O impasse comercial pode suspender as exportações brasileiras de carne e outros produtos de origem animal para a Europa a partir de 3 de setembro. A medida ocorre após o bloco europeu retirar o Brasil da lista de países considerados aptos a cumprir as exigências sanitárias no início de junho.
Segundo a pasta, o compromisso do Brasil é cumprir integralmente os padrões exigidos pelos mercados importadores. O governo ressaltou que este modelo de conformidade é o que sustenta as vendas de produtos de origem animal para mais de 150 países.
Divergência nas regras
O principal ponto de conflito nas negociações envolve a exigência europeia de comprovação prévia da implementação das medidas sanitárias. O Ministério da Agricultura classificou a cobrança como "inaceitável", alegando que ela ignora o cumprimento progressivo das regras ao longo dos ciclos produtivos.
O governo brasileiro defende que o status de exportador autorizado pela UE não gera uma liberação automática de toda a produção nacional. Para o Mapa, a autoridade sanitária local possui a confiabilidade necessária para certificar apenas os lotes que estejam devidamente aptos no momento do embarque.

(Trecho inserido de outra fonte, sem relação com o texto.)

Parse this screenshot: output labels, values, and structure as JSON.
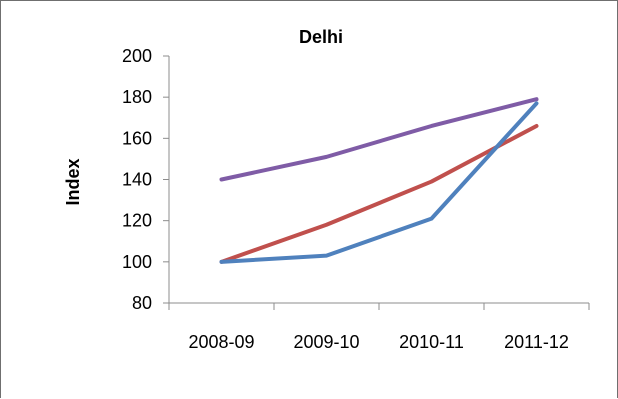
{
  "chart_data": {
    "type": "line",
    "title": "Delhi",
    "xlabel": "",
    "ylabel": "Index",
    "categories": [
      "2008-09",
      "2009-10",
      "2010-11",
      "2011-12"
    ],
    "ylim": [
      80,
      200
    ],
    "yticks": [
      80,
      100,
      120,
      140,
      160,
      180,
      200
    ],
    "grid": false,
    "legend": "none",
    "series": [
      {
        "values": [
          140,
          151,
          166,
          179
        ],
        "color": "#7f5ca6"
      },
      {
        "values": [
          100,
          118,
          139,
          166
        ],
        "color": "#c0504d"
      },
      {
        "values": [
          100,
          103,
          121,
          177
        ],
        "color": "#4f81bd"
      }
    ]
  }
}
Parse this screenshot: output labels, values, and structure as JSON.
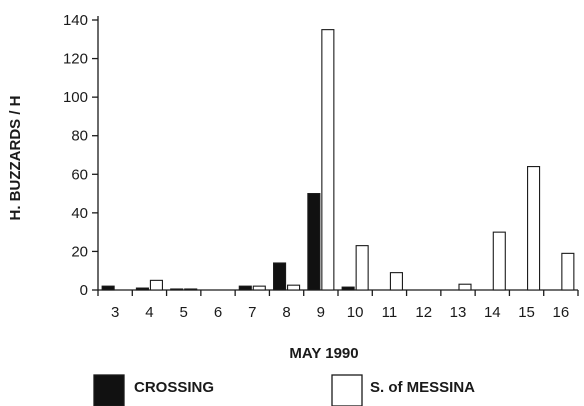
{
  "chart_data": {
    "type": "bar",
    "title": "",
    "xlabel": "MAY 1990",
    "ylabel": "H. BUZZARDS / H",
    "ylim": [
      0,
      140
    ],
    "yticks": [
      0,
      20,
      40,
      60,
      80,
      100,
      120,
      140
    ],
    "grid": false,
    "legend_position": "bottom",
    "categories": [
      "3",
      "4",
      "5",
      "6",
      "7",
      "8",
      "9",
      "10",
      "11",
      "12",
      "13",
      "14",
      "15",
      "16"
    ],
    "series": [
      {
        "name": "CROSSING",
        "fill": "#111111",
        "values": [
          2,
          1,
          0.5,
          0,
          2,
          14,
          50,
          1.5,
          0,
          0,
          0,
          0,
          0,
          0
        ]
      },
      {
        "name": "S. of MESSINA",
        "fill": "#ffffff",
        "values": [
          0,
          5,
          0.5,
          0,
          2,
          2.5,
          135,
          23,
          9,
          0,
          3,
          30,
          64,
          19
        ]
      }
    ]
  }
}
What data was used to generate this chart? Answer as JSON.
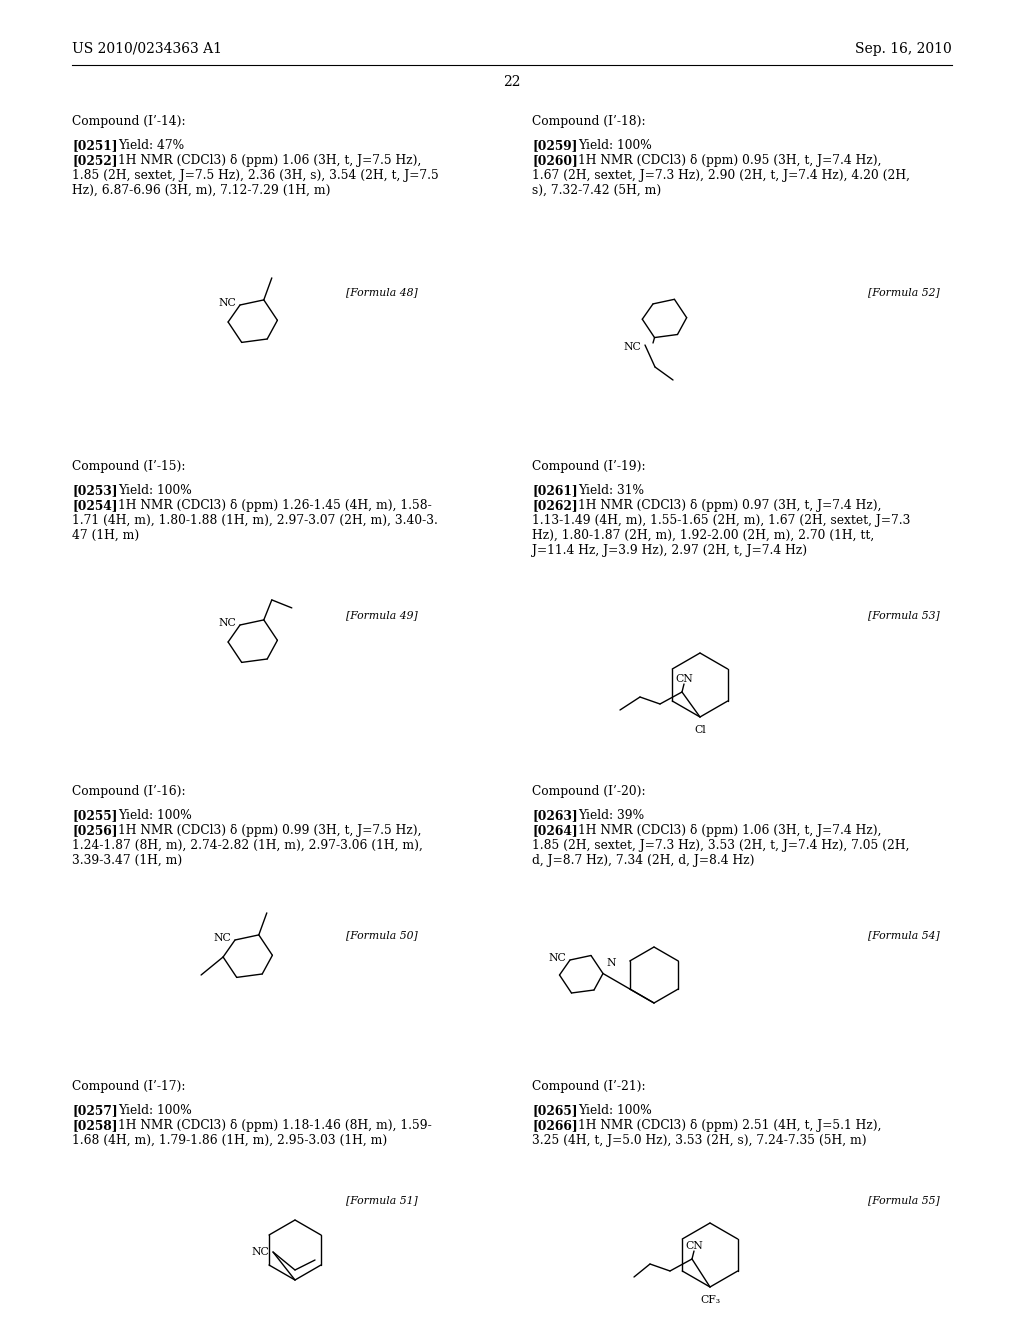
{
  "header_left": "US 2010/0234363 A1",
  "header_right": "Sep. 16, 2010",
  "page_number": "22",
  "background_color": "#ffffff",
  "text_color": "#000000",
  "compounds": [
    {
      "id": "left1",
      "name": "Compound (I’-14):",
      "para1_ref": "[0251]",
      "para1_text": "   Yield: 47%",
      "para2_ref": "[0252]",
      "para2_text": "   1H NMR (CDCl3) δ (ppm) 1.06 (3H, t, J=7.5 Hz),\n1.85 (2H, sextet, J=7.5 Hz), 2.36 (3H, s), 3.54 (2H, t, J=7.5\nHz), 6.87-6.96 (3H, m), 7.12-7.29 (1H, m)",
      "formula_label": "[Formula 48]",
      "col": "left"
    },
    {
      "id": "right1",
      "name": "Compound (I’-18):",
      "para1_ref": "[0259]",
      "para1_text": "   Yield: 100%",
      "para2_ref": "[0260]",
      "para2_text": "   1H NMR (CDCl3) δ (ppm) 0.95 (3H, t, J=7.4 Hz),\n1.67 (2H, sextet, J=7.3 Hz), 2.90 (2H, t, J=7.4 Hz), 4.20 (2H,\ns), 7.32-7.42 (5H, m)",
      "formula_label": "[Formula 52]",
      "col": "right"
    },
    {
      "id": "left2",
      "name": "Compound (I’-15):",
      "para1_ref": "[0253]",
      "para1_text": "   Yield: 100%",
      "para2_ref": "[0254]",
      "para2_text": "   1H NMR (CDCl3) δ (ppm) 1.26-1.45 (4H, m), 1.58-\n1.71 (4H, m), 1.80-1.88 (1H, m), 2.97-3.07 (2H, m), 3.40-3.\n47 (1H, m)",
      "formula_label": "[Formula 49]",
      "col": "left"
    },
    {
      "id": "right2",
      "name": "Compound (I’-19):",
      "para1_ref": "[0261]",
      "para1_text": "   Yield: 31%",
      "para2_ref": "[0262]",
      "para2_text": "   1H NMR (CDCl3) δ (ppm) 0.97 (3H, t, J=7.4 Hz),\n1.13-1.49 (4H, m), 1.55-1.65 (2H, m), 1.67 (2H, sextet, J=7.3\nHz), 1.80-1.87 (2H, m), 1.92-2.00 (2H, m), 2.70 (1H, tt,\nJ=11.4 Hz, J=3.9 Hz), 2.97 (2H, t, J=7.4 Hz)",
      "formula_label": "[Formula 53]",
      "col": "right"
    },
    {
      "id": "left3",
      "name": "Compound (I’-16):",
      "para1_ref": "[0255]",
      "para1_text": "   Yield: 100%",
      "para2_ref": "[0256]",
      "para2_text": "   1H NMR (CDCl3) δ (ppm) 0.99 (3H, t, J=7.5 Hz),\n1.24-1.87 (8H, m), 2.74-2.82 (1H, m), 2.97-3.06 (1H, m),\n3.39-3.47 (1H, m)",
      "formula_label": "[Formula 50]",
      "col": "left"
    },
    {
      "id": "right3",
      "name": "Compound (I’-20):",
      "para1_ref": "[0263]",
      "para1_text": "   Yield: 39%",
      "para2_ref": "[0264]",
      "para2_text": "   1H NMR (CDCl3) δ (ppm) 1.06 (3H, t, J=7.4 Hz),\n1.85 (2H, sextet, J=7.3 Hz), 3.53 (2H, t, J=7.4 Hz), 7.05 (2H,\nd, J=8.7 Hz), 7.34 (2H, d, J=8.4 Hz)",
      "formula_label": "[Formula 54]",
      "col": "right"
    },
    {
      "id": "left4",
      "name": "Compound (I’-17):",
      "para1_ref": "[0257]",
      "para1_text": "   Yield: 100%",
      "para2_ref": "[0258]",
      "para2_text": "   1H NMR (CDCl3) δ (ppm) 1.18-1.46 (8H, m), 1.59-\n1.68 (4H, m), 1.79-1.86 (1H, m), 2.95-3.03 (1H, m)",
      "formula_label": "[Formula 51]",
      "col": "left"
    },
    {
      "id": "right4",
      "name": "Compound (I’-21):",
      "para1_ref": "[0265]",
      "para1_text": "   Yield: 100%",
      "para2_ref": "[0266]",
      "para2_text": "   1H NMR (CDCl3) δ (ppm) 2.51 (4H, t, J=5.1 Hz),\n3.25 (4H, t, J=5.0 Hz), 3.53 (2H, s), 7.24-7.35 (5H, m)",
      "formula_label": "[Formula 55]",
      "col": "right"
    }
  ]
}
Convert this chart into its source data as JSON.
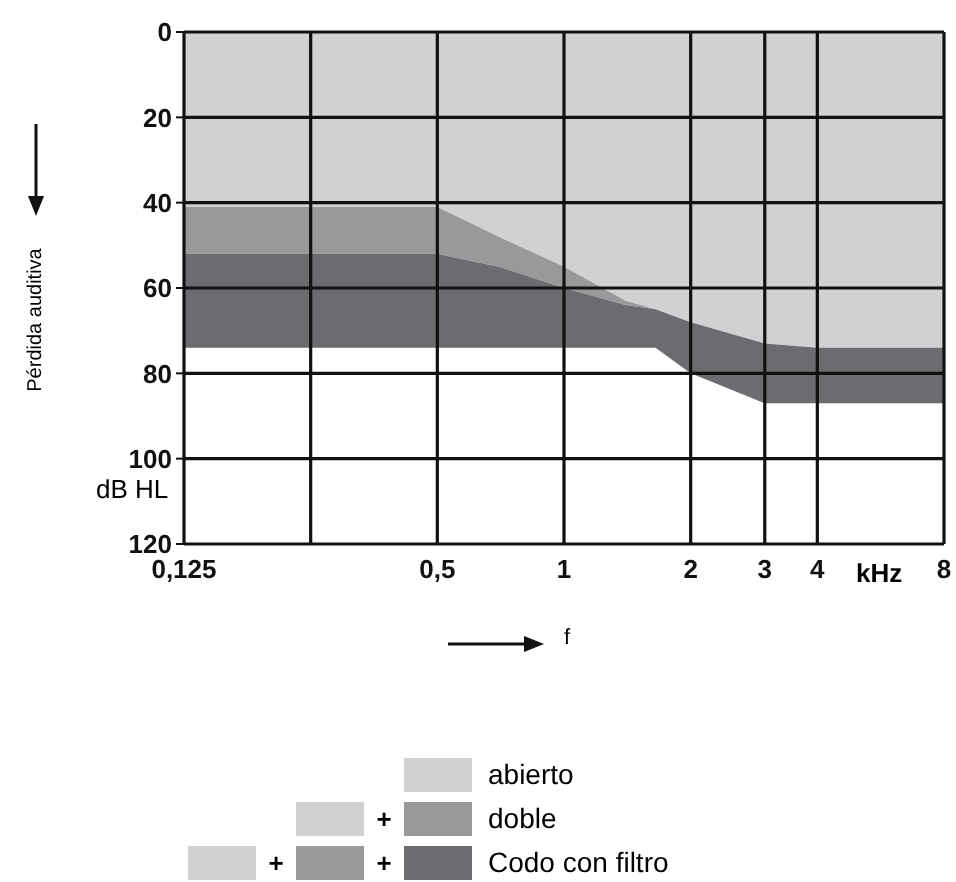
{
  "chart_data": {
    "type": "area",
    "stacked": true,
    "ylabel": "Pérdida auditiva",
    "xlabel": "f",
    "log": "x",
    "x": [
      0.125,
      0.25,
      0.5,
      0.7,
      1,
      1.4,
      1.65,
      2,
      3,
      4,
      8
    ],
    "xlim": [
      0.125,
      8
    ],
    "xticks": [
      {
        "value": 0.125,
        "label": "0,125"
      },
      {
        "value": 0.25,
        "label": null
      },
      {
        "value": 0.5,
        "label": "0,5"
      },
      1,
      2,
      3,
      4,
      8
    ],
    "ylim": [
      120,
      0
    ],
    "yticks": [
      0,
      20,
      40,
      60,
      80,
      100,
      120
    ],
    "grid": true,
    "legend": "bottom",
    "annotations": [
      "dB HL",
      "kHz",
      "+"
    ],
    "series": [
      {
        "name": "abierto",
        "color": "#d0d1d3",
        "values": [
          41,
          41,
          41,
          48,
          55,
          63,
          65,
          68,
          73,
          74,
          74
        ]
      },
      {
        "name": "doble",
        "color": "#98999b",
        "values": [
          11,
          11,
          11,
          7,
          5,
          1,
          0,
          0,
          0,
          0,
          0
        ]
      },
      {
        "name": "Codo con filtro",
        "color": "#6b6c6f",
        "values": [
          22,
          22,
          22,
          19,
          14,
          10,
          9,
          12,
          14,
          13,
          13
        ]
      }
    ]
  }
}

Para tentar destravar a negociação, o Brasil enviou um dossiê técnico à Comissão Europeia com o objetivo de comprovar a eficiência da fiscalização nacional. O documento detalha as etapas de monitoramento, rastreabilidade, certificação oficial e fiscalização do setor.
O dossiê enviado contempla cinco cadeias produtivas distintas: carne bovina, carne de aves, ovos, mel e produtos da pesca. O material servirá como base para as tratativas técnicas que seguem em andamento entre as autoridades.
O Ministério da Agricultura e Pecuária reafirmou que manterá o diálogo com o bloco europeu fundamentado em critérios científicos. A pasta destacou ainda a importância da transparência entre as autoridades sanitárias de ambos os lados para a resolução do caso.